As is often the case in April, the cruelest month on the academic calendar, I’ve been busily seeing as many plays as I can before I stop commuting regularly down to New York after the semester’s end. First on my mid-April lineup, though the last one that I’ll blog-review, was Zadie Smith’s homage to Chaucer, The Wife of Willesden. She translates Chaucer’s Middle English couplets into her own idiomatic, slang-y version of North London patois. It’s a funny, sometimes raunchy, dazzling show – very much in the spirit of the Wife of Bath, who has been titillating and outraging audiences since the fourteenth century.
In a busy end-of-term in which I’ve seen (and blog-reviewed!) a bunch of plays, including Arden of Faversham in March, Knight of the Burning Pestle and Fat Ham in April, I’ve almost let Wife of Willesden slip through my typing fingers. But I loved the show, and I want to post a few things about it. I am thinking about teaching a Chaucer-Zadie Smith mashup in a future survey course – especially if video snippets or the full show become available! (There is a fun 15-sec teaser on YouTube from the Boston production, which might work for classroom purposes – but no talking!)
So, reaching back a few weeks, I’ll mention just two features of this production, which I saw during its final weekend at BAM in Brooklyn. The first is the gorgeous set, an open and welcoming version of Harry Bailey’s bar, renamed the Colin Campbell pub & operated, in Smith’s North London version, by Publican Polly. Colorful shelves full of bottles arc behind the stage, but for me, sitting in the front row all the way to one side at BAM’s Harvey Theater, the most interesting visual statement was made by the tables in front of me, more or less on stage. Clearly some of them were occupied by other audience members, but farther back and to the center of the stage I saw Clare Perkins, who would play Alvita, the Wife herself, chatting with Andrew Frame, an older white man who would play Ian, her first husband (as well as, in Smith’s lively cross-casting, both Socrates and a local bailiff). Putting some audience members on stage did a nice job of blurring the fourth wall, and the sense that Alvita and her pals were performing for themselves as well as for the larger crowd of paying customers in the seats was wonderfully present. It’s a tricky thing to build a set that really invites the audience in, and I appreciated the effort by the designer, Robert Jones, and director Indhu Rubasingham.

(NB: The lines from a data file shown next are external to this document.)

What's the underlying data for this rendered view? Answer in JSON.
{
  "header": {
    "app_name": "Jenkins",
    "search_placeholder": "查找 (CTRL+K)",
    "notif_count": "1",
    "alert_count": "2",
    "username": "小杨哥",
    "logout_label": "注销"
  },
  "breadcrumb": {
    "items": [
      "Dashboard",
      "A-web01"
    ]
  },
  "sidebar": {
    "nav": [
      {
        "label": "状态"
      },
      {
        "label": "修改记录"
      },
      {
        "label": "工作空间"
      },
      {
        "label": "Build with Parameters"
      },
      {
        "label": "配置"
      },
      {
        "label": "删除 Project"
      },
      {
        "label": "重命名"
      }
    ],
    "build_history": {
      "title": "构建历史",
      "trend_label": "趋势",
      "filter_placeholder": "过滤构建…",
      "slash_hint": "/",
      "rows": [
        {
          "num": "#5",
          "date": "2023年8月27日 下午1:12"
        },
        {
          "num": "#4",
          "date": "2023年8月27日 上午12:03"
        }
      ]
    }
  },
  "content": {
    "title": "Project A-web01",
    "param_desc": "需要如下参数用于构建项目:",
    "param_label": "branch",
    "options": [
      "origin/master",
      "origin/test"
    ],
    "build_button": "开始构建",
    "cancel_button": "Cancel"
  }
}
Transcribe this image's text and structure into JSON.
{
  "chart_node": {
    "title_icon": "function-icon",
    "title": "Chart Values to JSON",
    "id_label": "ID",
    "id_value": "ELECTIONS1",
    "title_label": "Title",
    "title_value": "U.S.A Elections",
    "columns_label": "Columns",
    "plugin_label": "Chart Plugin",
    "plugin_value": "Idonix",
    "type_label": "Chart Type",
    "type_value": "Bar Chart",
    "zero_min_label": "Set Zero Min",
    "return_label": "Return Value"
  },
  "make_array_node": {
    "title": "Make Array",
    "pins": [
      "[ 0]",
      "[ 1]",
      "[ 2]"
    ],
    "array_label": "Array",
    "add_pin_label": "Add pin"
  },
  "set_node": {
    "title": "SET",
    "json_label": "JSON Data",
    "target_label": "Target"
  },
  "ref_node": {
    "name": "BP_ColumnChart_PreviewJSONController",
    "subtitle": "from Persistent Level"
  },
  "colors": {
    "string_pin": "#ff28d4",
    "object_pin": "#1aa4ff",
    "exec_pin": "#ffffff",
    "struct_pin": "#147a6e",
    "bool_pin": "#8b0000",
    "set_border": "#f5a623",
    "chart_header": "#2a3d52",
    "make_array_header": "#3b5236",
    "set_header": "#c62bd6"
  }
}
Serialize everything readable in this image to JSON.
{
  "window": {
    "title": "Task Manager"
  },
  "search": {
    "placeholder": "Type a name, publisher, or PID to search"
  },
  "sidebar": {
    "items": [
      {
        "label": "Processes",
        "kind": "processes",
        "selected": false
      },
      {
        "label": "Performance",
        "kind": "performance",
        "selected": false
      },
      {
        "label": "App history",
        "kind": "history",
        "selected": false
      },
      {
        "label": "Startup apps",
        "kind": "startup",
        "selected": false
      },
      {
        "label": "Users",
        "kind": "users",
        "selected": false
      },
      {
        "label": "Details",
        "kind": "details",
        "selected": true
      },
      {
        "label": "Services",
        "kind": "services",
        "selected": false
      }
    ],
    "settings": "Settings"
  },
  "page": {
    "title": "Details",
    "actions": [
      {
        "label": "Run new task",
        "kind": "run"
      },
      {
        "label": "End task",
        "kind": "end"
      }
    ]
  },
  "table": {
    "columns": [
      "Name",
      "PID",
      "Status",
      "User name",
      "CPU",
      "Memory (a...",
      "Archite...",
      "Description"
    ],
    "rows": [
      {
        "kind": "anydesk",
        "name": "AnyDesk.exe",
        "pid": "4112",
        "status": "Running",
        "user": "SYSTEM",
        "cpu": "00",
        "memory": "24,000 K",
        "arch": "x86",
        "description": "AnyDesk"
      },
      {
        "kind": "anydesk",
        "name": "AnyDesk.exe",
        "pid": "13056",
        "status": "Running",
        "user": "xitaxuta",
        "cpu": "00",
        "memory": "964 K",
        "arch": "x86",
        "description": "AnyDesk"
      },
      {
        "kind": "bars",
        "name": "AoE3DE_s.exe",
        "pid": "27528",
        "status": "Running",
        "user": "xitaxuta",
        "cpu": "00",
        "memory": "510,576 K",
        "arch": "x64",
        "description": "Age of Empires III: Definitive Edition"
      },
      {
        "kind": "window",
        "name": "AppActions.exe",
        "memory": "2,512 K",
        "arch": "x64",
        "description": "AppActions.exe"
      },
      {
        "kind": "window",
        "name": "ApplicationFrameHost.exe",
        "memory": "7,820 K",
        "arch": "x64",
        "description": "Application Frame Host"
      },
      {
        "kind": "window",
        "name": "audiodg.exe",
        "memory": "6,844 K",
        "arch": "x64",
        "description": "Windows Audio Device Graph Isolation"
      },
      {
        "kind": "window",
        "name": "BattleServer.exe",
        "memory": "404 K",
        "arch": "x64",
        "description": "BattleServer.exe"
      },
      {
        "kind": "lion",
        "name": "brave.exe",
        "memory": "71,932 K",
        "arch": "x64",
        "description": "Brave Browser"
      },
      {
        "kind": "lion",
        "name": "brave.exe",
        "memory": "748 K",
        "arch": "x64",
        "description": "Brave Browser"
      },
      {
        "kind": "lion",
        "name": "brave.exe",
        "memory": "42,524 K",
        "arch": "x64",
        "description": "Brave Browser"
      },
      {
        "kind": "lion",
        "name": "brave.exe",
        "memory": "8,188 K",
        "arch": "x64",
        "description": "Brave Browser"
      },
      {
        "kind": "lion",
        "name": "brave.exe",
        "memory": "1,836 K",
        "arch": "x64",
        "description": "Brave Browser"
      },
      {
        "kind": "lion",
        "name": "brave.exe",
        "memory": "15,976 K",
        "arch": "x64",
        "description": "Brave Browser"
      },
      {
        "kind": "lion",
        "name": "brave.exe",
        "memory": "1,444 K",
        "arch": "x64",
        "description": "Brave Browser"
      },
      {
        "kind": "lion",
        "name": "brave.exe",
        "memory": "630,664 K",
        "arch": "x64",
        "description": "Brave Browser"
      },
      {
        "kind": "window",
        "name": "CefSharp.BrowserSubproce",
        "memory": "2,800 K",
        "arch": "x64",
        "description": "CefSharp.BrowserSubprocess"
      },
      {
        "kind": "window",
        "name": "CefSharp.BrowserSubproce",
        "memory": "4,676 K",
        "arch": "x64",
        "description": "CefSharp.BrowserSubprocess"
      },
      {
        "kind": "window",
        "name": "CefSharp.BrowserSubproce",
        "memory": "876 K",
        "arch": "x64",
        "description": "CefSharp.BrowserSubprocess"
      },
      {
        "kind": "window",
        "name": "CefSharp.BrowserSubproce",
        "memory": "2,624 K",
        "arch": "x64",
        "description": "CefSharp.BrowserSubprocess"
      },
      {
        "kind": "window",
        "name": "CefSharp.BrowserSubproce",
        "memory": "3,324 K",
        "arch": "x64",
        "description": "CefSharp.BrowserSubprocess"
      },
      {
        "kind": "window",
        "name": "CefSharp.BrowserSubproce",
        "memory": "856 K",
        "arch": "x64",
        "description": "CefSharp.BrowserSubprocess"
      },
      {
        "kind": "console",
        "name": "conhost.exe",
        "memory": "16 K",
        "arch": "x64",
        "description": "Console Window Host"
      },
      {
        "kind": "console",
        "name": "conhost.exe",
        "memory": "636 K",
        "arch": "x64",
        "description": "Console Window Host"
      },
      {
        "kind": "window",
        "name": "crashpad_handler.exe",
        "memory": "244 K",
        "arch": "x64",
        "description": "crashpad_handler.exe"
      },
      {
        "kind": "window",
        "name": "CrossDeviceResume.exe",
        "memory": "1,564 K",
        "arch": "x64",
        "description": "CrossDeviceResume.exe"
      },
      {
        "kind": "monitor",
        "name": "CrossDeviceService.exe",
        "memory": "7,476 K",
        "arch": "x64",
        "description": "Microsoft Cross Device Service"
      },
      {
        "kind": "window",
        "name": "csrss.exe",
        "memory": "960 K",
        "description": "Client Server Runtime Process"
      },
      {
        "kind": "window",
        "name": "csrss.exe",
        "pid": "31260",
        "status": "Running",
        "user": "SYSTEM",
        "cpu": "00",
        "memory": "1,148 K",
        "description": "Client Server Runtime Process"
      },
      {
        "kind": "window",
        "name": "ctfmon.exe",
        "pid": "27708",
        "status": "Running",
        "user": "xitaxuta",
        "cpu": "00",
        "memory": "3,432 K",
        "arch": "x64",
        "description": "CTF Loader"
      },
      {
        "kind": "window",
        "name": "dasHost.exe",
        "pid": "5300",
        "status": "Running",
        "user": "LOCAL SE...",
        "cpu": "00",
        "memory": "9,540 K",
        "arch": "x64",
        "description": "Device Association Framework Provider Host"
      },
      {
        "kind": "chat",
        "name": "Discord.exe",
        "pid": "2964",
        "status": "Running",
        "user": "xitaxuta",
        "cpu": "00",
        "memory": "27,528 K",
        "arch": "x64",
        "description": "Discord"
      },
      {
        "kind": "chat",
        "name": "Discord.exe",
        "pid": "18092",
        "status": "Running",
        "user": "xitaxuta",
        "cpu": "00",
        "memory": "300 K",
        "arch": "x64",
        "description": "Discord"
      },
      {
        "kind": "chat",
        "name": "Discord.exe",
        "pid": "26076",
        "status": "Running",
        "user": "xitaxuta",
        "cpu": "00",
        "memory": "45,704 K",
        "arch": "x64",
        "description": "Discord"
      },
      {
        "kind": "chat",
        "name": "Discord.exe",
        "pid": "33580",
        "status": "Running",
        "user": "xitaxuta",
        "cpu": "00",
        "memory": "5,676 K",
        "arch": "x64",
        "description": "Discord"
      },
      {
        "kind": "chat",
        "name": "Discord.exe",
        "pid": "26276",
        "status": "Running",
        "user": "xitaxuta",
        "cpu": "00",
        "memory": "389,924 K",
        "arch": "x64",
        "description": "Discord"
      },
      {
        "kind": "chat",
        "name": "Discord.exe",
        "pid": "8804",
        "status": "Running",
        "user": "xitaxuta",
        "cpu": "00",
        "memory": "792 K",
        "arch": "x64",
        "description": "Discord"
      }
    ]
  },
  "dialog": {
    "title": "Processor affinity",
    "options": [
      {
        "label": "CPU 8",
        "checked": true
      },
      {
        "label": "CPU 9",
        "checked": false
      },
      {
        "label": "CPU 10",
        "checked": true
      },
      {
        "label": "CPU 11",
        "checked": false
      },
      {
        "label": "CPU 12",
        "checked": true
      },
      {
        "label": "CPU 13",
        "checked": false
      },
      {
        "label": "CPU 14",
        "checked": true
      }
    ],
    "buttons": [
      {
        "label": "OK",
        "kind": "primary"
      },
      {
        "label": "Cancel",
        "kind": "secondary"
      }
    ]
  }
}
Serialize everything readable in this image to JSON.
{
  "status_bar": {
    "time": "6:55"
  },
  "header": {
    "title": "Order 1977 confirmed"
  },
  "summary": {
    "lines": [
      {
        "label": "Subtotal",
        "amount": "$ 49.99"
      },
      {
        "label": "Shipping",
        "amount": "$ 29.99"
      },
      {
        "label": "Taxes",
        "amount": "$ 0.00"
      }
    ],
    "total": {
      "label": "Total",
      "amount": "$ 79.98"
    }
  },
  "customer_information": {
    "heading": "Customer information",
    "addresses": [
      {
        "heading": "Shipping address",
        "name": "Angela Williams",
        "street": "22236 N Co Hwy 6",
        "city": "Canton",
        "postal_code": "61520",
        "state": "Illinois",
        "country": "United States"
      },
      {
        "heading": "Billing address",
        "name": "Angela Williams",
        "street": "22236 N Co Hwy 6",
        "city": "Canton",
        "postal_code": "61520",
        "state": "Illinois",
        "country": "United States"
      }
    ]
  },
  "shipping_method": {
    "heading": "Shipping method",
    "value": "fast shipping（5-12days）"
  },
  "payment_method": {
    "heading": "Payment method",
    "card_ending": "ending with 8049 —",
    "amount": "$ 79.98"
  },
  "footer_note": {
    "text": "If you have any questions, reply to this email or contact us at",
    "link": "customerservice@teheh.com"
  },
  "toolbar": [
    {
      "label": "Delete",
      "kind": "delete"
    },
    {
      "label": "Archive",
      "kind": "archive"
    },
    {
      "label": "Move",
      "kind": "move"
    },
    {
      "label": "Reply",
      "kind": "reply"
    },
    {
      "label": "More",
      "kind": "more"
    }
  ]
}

The characters speak almost always in eloquent couplets in what Smith call “North Weezian,” a dialect from North West London, mixed with a bit of Jamaican patois, for which the program provides helpful translations. “To take the huff” means “to get offended,” “Mi dah yeh” means “everything is good,” a “pum pum” is a vagina, etc. The energy and relentless force of the writing was overwhelming – just as Chaucer’s Wife drowns out her fellow pilgrims with 800+ lines in her Prologue, so Smith’s inventive language, and Perkin’s energy and performative flair, carried the performance. I was especially struck, as I am not always when I re-read or teach the Prologue and/or the Tale, at how welcome the Tale was in this performance. Smith translated Chaucer’s Camelot to Jamaica, in the days of Queen Nanny, “Famed rebel slave and leader of peoples!” The story of the rapist knight who must quest for a year to discover, as Smith has him phrase it, “Wat women want and love the most” (79). Cross-casting Troy Glasgow as Darren, husband #2 and “A young, good-looking bwoy,” as the “young maroon” knight, and subbing in Alvita herself in place of the beautiful young woman who marries the knight in the fairy-tale ending integrated the Tale more closely to the story of Alvita herself. The maroon / Darren / Husband #2’s solution to the riddle is wonderfully apt –
You know what? You’re my girl, my wife, my love,
You blatantly know a lot about stuff.
I’ll put myself into your hands – you decide.
Choose the best thing or what makes you feel pride
In both of us. I’m easy. You do you.
If you’re into it, I’m, like, on board, too…Wife of Willesden (102)
The sentimental reunion of Alvita and Darren doesn’t quite make Alivita a one-man wife, since the soundtrack here is Chaka Khan’s “I’m Every Woman” and in the finale she “dances will all her HUSBANDS, dead and alive” (105) – but it’s a nice moment of connection, implicit in Chaucer, visualized on stage.
I’m not sure what the plans are for future productions of The Wife of Willesden – but I suspect I won’t be the only one who wants to use this rendition in the classroom!